Steven, I don't think I can go along with this part, "print tones need to be lighter..." I don't have that edition, so can't confirm what it says, but I really think you may be misreading something.
Originally Posted by Stephen Benskin
Regarding the two tone-reproduction charts you attached, I don't believe that either of those responses can make a successful general purpose print (but they may be ok for copy work). My reasoning: if you look at reproduction of white, the "perfect white" in the subject (a hypothetical 100% diffuse reflector with equivalent reflection density = 0) is being mapped onto paper white (density ~ 0.10, the lightest photo papers get).
What this means is that there is no headroom for specular reflection. I think it is pretty crucial to allow specular objects to print lighter than a "pure white" in the scene. If you don't do this, shiny silver jewelry doesn't look like silver anymore, flesh highlights don't look shiny, etc. Everything has the look of being "clipped" to white rather than being shiny.
When you redo the tonal reproduction to allow for some specularity (on your upper right quadrant, map the scene beyond density = 0 to at least -0.20 and preferably to -0.30 (equiv to 1 f-stop brighter than "pure white" in the scene); this gets mapped to the white paper base.) When you do this, unfortunately everything else on the print has to become darker; the result is that almost all of the tones on the paper end up having a higher density than the equivalent subject density.

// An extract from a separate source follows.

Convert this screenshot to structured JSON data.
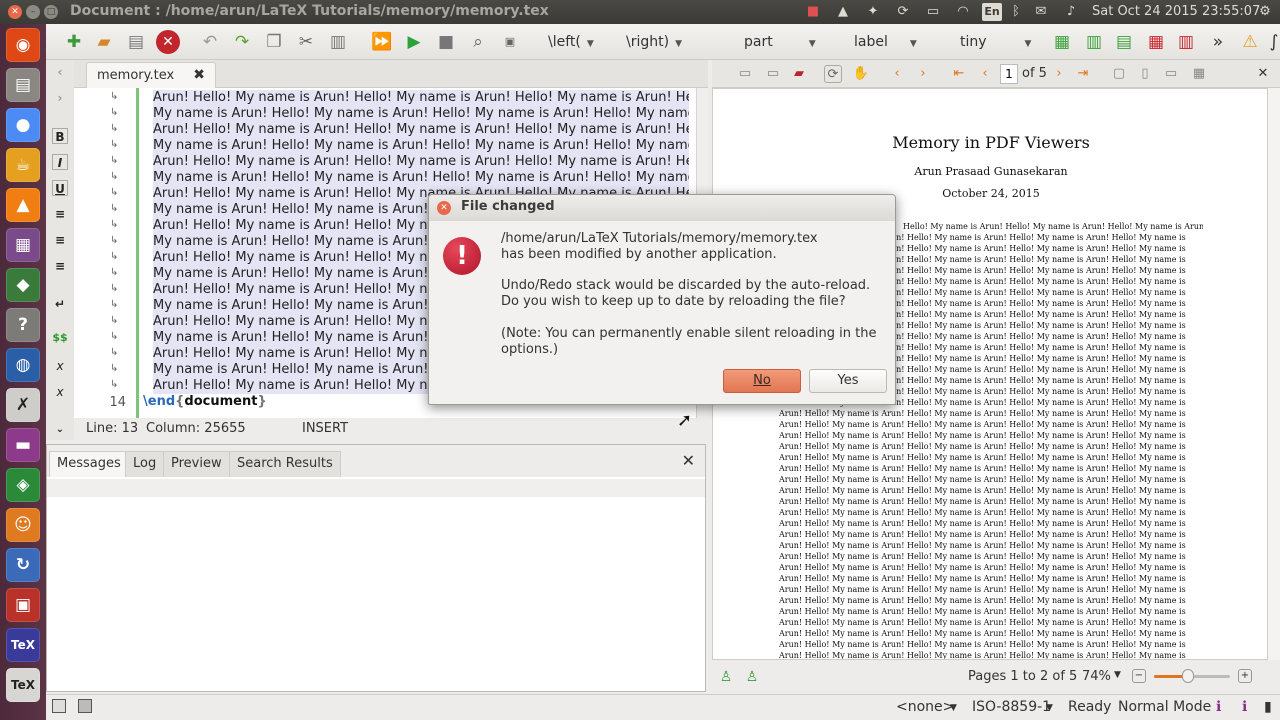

I don't know if I'm being clear on this. Anyway, this is not just academic, it's also from experience using studio-type portrait work. Anyone who has a high-quality print including a Macbeth Colorchecker (or other gray scale) and a densitometer can cross check; I think you'll find that the 2nd and 3rd lightest patches are similar (perhaps print is even a touch lighter), but going darker the print will have progressively higher densities.